Bethlehem Steel Co. v. Industrial Accident Commission
Before: Kingsley
KINGSLEY, J.
Applicant, a 40-year-old repairman of diesel trucks and locomotives, sustained injury to his back and right leg on June 1, 1960, while employed by Bethlehem Steel Company. Bethlehem Steel Company, the petitioner here, accepted liability, furnished medical care, and paid temporary disability benefits. On September 27, 1961, the applicant underwent back surgery. Subsequently, treating doctors recommended further surgery. The applicant refused,
[782]
and Bethlehem Steel Company raised the issue of unreasonable refusal of medical care. On November 22, 1963, the referee issued findings and an award for permanent disability, making, among others, the following findings:
“2.
The defendant has paid the sum of $6,008.09, which adequately compensates the applicant for all temporary disability.
“3. Said injury caused permanent disability which is rated at 76%, entitling the applicant to $52.50 per week for 304 weeks, in the total sum of $15,960.00, and thereafter a life pension at the rate of $19.38 per week, based upon maximum earnings.
“4. Payments for permanent disability shall begin on June 8,1963.”
The award called for permanent disability of $15,960, payable to applicant at $52.50 per week for 304 weeks beginning June 8, 1963, but made no provision for lifetime pension. On December 6, 1963, the referee issued an order amending the award “for clerical error” to provide a lifetime pension of $19.38 per week after payment of the total sum of $15,960.

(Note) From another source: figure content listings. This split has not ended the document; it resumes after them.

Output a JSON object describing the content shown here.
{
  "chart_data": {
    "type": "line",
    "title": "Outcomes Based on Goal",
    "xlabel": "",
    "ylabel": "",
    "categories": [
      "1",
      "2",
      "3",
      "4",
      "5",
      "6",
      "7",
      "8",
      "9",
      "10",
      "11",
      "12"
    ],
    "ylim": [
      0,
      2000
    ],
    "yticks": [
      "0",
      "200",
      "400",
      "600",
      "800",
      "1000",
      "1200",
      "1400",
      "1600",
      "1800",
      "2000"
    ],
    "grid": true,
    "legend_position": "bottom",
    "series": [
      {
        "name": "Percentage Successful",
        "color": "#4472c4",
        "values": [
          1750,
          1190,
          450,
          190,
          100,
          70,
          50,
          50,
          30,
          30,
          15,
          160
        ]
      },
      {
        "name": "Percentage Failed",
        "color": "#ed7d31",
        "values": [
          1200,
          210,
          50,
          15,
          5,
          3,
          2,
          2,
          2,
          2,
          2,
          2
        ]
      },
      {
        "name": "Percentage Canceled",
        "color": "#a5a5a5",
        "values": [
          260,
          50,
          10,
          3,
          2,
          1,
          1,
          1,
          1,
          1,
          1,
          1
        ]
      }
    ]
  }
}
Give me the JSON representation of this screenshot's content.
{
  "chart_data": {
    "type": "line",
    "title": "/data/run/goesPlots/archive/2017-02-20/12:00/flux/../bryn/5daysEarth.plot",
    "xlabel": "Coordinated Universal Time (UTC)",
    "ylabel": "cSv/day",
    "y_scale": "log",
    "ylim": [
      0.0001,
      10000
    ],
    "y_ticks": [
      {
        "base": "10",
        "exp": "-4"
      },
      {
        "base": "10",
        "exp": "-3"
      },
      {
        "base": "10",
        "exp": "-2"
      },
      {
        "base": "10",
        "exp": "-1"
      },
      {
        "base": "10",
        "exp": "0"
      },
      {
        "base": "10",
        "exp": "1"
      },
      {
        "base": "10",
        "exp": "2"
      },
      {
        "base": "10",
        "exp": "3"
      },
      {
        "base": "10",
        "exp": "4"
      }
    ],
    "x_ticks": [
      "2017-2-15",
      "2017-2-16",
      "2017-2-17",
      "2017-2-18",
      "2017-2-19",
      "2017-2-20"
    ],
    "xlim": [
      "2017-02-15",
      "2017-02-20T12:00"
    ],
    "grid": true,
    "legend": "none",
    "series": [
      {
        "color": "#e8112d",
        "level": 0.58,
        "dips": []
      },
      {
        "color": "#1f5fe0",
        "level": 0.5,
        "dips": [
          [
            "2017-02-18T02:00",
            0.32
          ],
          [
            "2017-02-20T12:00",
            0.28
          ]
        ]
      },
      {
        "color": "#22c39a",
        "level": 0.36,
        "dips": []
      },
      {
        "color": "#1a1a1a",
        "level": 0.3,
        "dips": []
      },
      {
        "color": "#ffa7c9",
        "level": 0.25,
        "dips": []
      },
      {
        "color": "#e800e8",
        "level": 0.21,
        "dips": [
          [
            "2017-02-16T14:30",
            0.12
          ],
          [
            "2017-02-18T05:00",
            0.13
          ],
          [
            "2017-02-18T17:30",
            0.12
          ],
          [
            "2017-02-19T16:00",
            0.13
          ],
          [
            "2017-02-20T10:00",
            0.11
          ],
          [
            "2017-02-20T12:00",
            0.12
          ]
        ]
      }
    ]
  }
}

On December 16, 1963, petitioner filed a petition for reconsideration, contending: (1) the uncontradicted evidence was that surgery would reduce disability, applicant’s refusal was unreasonable, petitioner is entitled to apportionment of disability, and apportionment would reduce applicant’s present disability below 70 per cent thereby making an award for lifetime pension improper; (2) it was unreasonable to award lifetime medical treatment where applicant refused recommended medical treatment; and (3) the uneontradicted evidence was that applicant’s condition became permanent and stationary on or about August 20, 1962, and petitioner was therefore entitled to a credit for temporary disability paid after that date.